It's hard to know where to begin.
I started to look more deeply into the question of conversion therapy when I was invited to give a statement to your colleagues at the Standing Committee on Health who were undertaking a historic study on LGBTQ2 health last spring. I said to the committee at that time that despite decades of really wonderful legal and social progress in Canada to support the rights of LGBTQ2 Canadians, there remain some fairly large blind spots, and this is one.
It's a large blind spot, not only because it directly affects one in 10 LGBTQ2 Canadians, but also affects all of us in that it is a threat to our livelihood and our well-being. It is a threat to the question of whether our identities are accepted, acknowledged and appreciated within Canada. Previous legislation protecting our rights is about things that we should be protected from that could be harmful to us, but also questions like, should we be able to marry, and should we be able to be free from discrimination? The difference in this legislation is that it's about the core of our beings and whether our identities are compatible with Canadian values. The message that we want to send is that, yes, they are.

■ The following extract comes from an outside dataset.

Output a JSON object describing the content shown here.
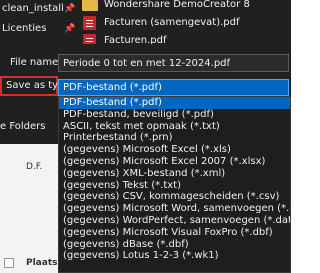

To answer the second part of your question on where this leads to harm, yes, we have seen from my previous research and the research of many of my colleagues in Canada and beyond that unfortunately LGBTQ2 Canadians continue to experience dramatically higher rates of suicide, depression, anxiety and substance abuse, and from other Canadian research we know that this is almost entirely attributable to something that is known as “minority stress”.
Minority stress includes conversion therapy, which is the sharpest edge of it—conversion therapy being someone trying to push you away from that identity—but it also includes more insidious things that wouldn't fall into this legislation but that would be clearly signalled as incompatible with Canadian values, things like being called names, being dismissed from work or social environments and social groups, generally being given a message that somehow you're less valuable or less worthy. I think the real opportunity here with this legislation is to resolve that question very clearly and send a very clear message to all Canadians who are trans, two spirit and LGBQ that you are wanted, you're included and you don't need to fear the threat of these practices.